Rasulullah melarang suami memukul istri, sebagaiman firmannya,
“Engkau harus memberinya (istrimu) makan jika engkau mendapatkan makan, memberinya pakaian jika engkau berpakaian, jangan engkau memukul wajahnya, jangan meninggalkan mereka kecuali ia berada di rumah.”
g. Menahan amarah
“Arini berusaha sekuat tenaga meredam gelagak di hatinya.Dia sangat terluka. Tapi dia bukan perempuan yang terbiasa mengekspresikan kemarahannya dengan cara yang tidak terpelajar.” (Nadia, 2014: 279)
Kutipan di atas menggambarkan, Arini yang menahan amarahnya, hatinya sangat terluka tapi dia tidak mau mengekspresikan kemarahannya dengan cara yang tidak terpelajar. Sebagaimana firman Allah Swt
“…dan orang-orang yang menahan amarahnya dan mamaafkan (kesalahan) orang lain. Dan Allah mencintai orang yang berbuat kebaikan.” (Qs. Ali-Imran: 134)
h. Tidak Keluar Rumah Tanpa Izin dari Suami
“Bahkan jika hendak pergi ke pasar atau mengajak anak-anak ke rumah saudara, perempuan itu selalu meminta izin kepada suaminya”. (Nadia, 2014: 269).

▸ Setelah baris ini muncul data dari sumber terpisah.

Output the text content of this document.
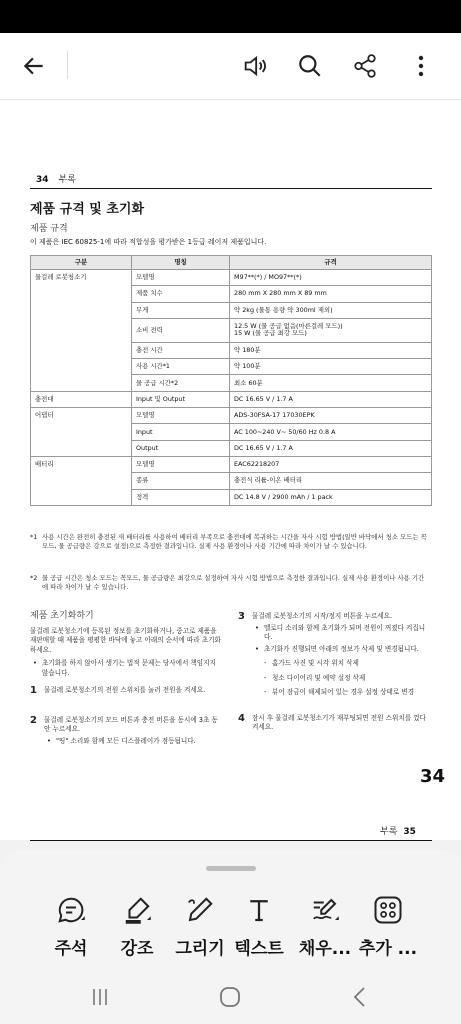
34 부록
제품 규격 및 초기화
제품 규격
이 제품은 IEC 60825-1에 따라 적합성을 평가받은 1등급 레이저 제품입니다.
구분	명칭	규격
물걸레 로봇청소기	모델명	M97**(*) / MO97**(*)
	제품 치수	280 mm X 280 mm X 89 mm
	무게	약 2kg (물통 용량 약 300ml 제외)
	소비 전력	12.5 W (물 공급 없음(마른걸레 모드))
15 W (물 공급 최강 모드)

	충전 시간	약 180분
	사용 시간*1	약 100분
	물 공급 시간*2	최소 60분
충전대	Input 및 Output	DC 16.65 V / 1.7 A
어댑터	모델명	ADS-30FSA-17 17030EPK
	Input	AC 100~240 V~ 50/60 Hz 0.8 A
	Output	DC 16.65 V / 1.7 A
배터리	모델명	EAC62218207
	종류	충전식 리튬-이온 배터리
	정격	DC 14.8 V / 2900 mAh / 1 pack
*1 사용 시간은 완전히 충전된 새 배터리를 사용하여 배터리 부족으로 충전대에 복귀하는 시간을 자사 시험 방법(일반 바닥에서 청소 모드는 꼭모드, 물 공급량은 강으로 설정)으로 측정한 결과입니다. 실제 사용 환경이나 사용 기간에 따라 차이가 날 수 있습니다.
*2 물 공급 시간은 청소 모드는 꼭모드, 물 공급량은 최강으로 설정하여 자사 시험 방법으로 측정한 결과입니다. 실제 사용 환경이나 사용 기간에 따라 차이가 날 수 있습니다.
제품 초기화하기
물걸레 로봇청소기에 등록된 정보를 초기화하거나, 중고로 제품을 재판매할 때 제품을 평평한 바닥에 놓고 아래의 순서에 따라 초기화하세요.
• 초기화를 하지 않아서 생기는 법적 문제는 당사에서 책임지지 않습니다.
1	물걸레 로봇청소기의 전원 스위치를 눌러 전원을 켜세요.
2	물걸레 로봇청소기의 모드 버튼과 충전 버튼을 동시에 3초 동안 누르세요.
• "띵" 소리와 함께 모든 디스플레이가 점등됩니다.
3	물걸레 로봇청소기의 시작/정지 버튼을 누르세요.
• 멜로디 소리와 함께 초기화가 되며 전원이 꺼졌다 켜집니다.
• 초기화가 진행되면 아래의 정보가 삭제 및 변경됩니다.
- 홈가드 사진 및 시각 위치 삭제
- 청소 다이어리 및 예약 설정 삭제
- 뷰어 잠금이 해제되어 있는 경우 설정 상태로 변경
4	잠시 후 물걸레 로봇청소기가 재부팅되면 전원 스위치를 껐다 켜세요.
34
부록 35
주석	강조	그리기 텍스트 채우... 추가 ...
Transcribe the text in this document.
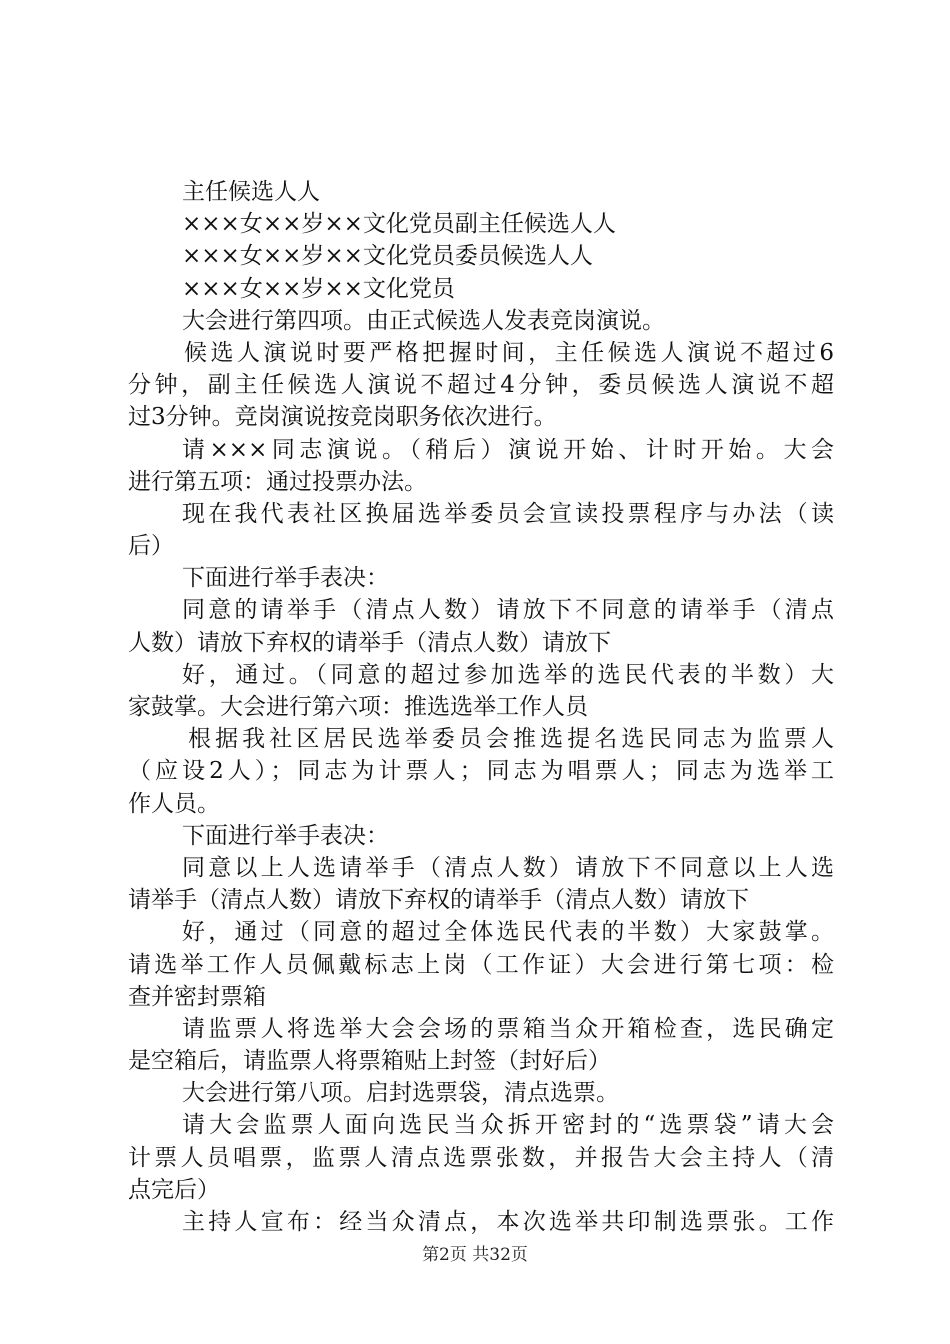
主任候选人人
×××女××岁××文化党员副主任候选人人
×××女××岁××文化党员委员候选人人
×××女××岁××文化党员
大会进行第四项。由正式候选人发表竞岗演说。
候选人演说时要严格把握时间，主任候选人演说不超过6
分钟，副主任候选人演说不超过4分钟，委员候选人演说不超
过3分钟。竞岗演说按竞岗职务依次进行。
请×××同志演说。（稍后）演说开始、计时开始。大会
进行第五项：通过投票办法。
现在我代表社区换届选举委员会宣读投票程序与办法（读
后）
下面进行举手表决：
同意的请举手（清点人数）请放下不同意的请举手（清点
人数）请放下弃权的请举手（清点人数）请放下
好，通过。（同意的超过参加选举的选民代表的半数）大
家鼓掌。大会进行第六项：推选选举工作人员
根据我社区居民选举委员会推选提名选民同志为监票人
（应设2人）；同志为计票人；同志为唱票人；同志为选举工
作人员。
下面进行举手表决：
同意以上人选请举手（清点人数）请放下不同意以上人选
请举手（清点人数）请放下弃权的请举手（清点人数）请放下
好，通过（同意的超过全体选民代表的半数）大家鼓掌。
请选举工作人员佩戴标志上岗（工作证）大会进行第七项：检
查并密封票箱
请监票人将选举大会会场的票箱当众开箱检查，选民确定
是空箱后，请监票人将票箱贴上封签（封好后）
大会进行第八项。启封选票袋，清点选票。
请大会监票人面向选民当众拆开密封的“选票袋”请大会
计票人员唱票，监票人清点选票张数，并报告大会主持人（清
点完后）
主持人宣布：经当众清点，本次选举共印制选票张。工作
第2页 共32页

Kutipan di atas menggambarkan tentang Arini adalah seorang istri yang taat kepada suami, karena sebelum ia keluar rumah, ia terlebih dahulu meminta izin kepada suaminya.
Kutipan yang memiliki makn tidak keluar ruamh tanpa izin suami:
“perempuan itu selalu meminta izin kepada suaminya”
Sebagai mana sabda Rasulullah saw:
“Hendaknya seorang wanita (istri) tidak keluar dari rumah suaminya kecuali dengan seizin suami. Jika ia tetap melakukannya (keluar tanpa izin), Allah dan malaikat-Nya melaknat sampai ia bertaubat atau kembali pulang ke rumah.”
3. Ibadah
Ibadah adalah merendahkan diri, tunduk dan taat kepada Allah Swt.
Menurut istilah, ibadah adalah segala sesuatu yang mencakup seluruh yang dicintai Allah Swt, baik yang berupa ucapan atau perbuatan, yang dhohir (tampak) ataupun yang batin (tidak tampak).
Adapun nilai akhlak yang terkandung dalam novel Surga yang Tak Dirindukan, adalah sebagai berikut:
a.Menikah
“Arini dan Pras shalat sunah berdua sehabis pernikahan sederhana itu.
Tiga hari kemudian sesuai dengan wanti-wanti ibu, akad nikah resmi di KUA. Perayaan pernikahan mereka dilaksanakan cukup meriah sebulan kemudian.”(Nadia, 2014: 29).
Kutipan di atas menggambarkan tentang kebahagian Arini dan Pras dengan shalat sunnah sehabis pernikahan. Ibunya yang telah lama menunggu pernikahan anaknya segera menikahkan anaknya. Sebulan kemudian mereka merayakan pesta pernikahannya dengan cukup meria.
Arini tidak lagi menyia-nyiakan kesempatan untuk menikah karena telah datang seorang laki-laki yang shalih melamarnya.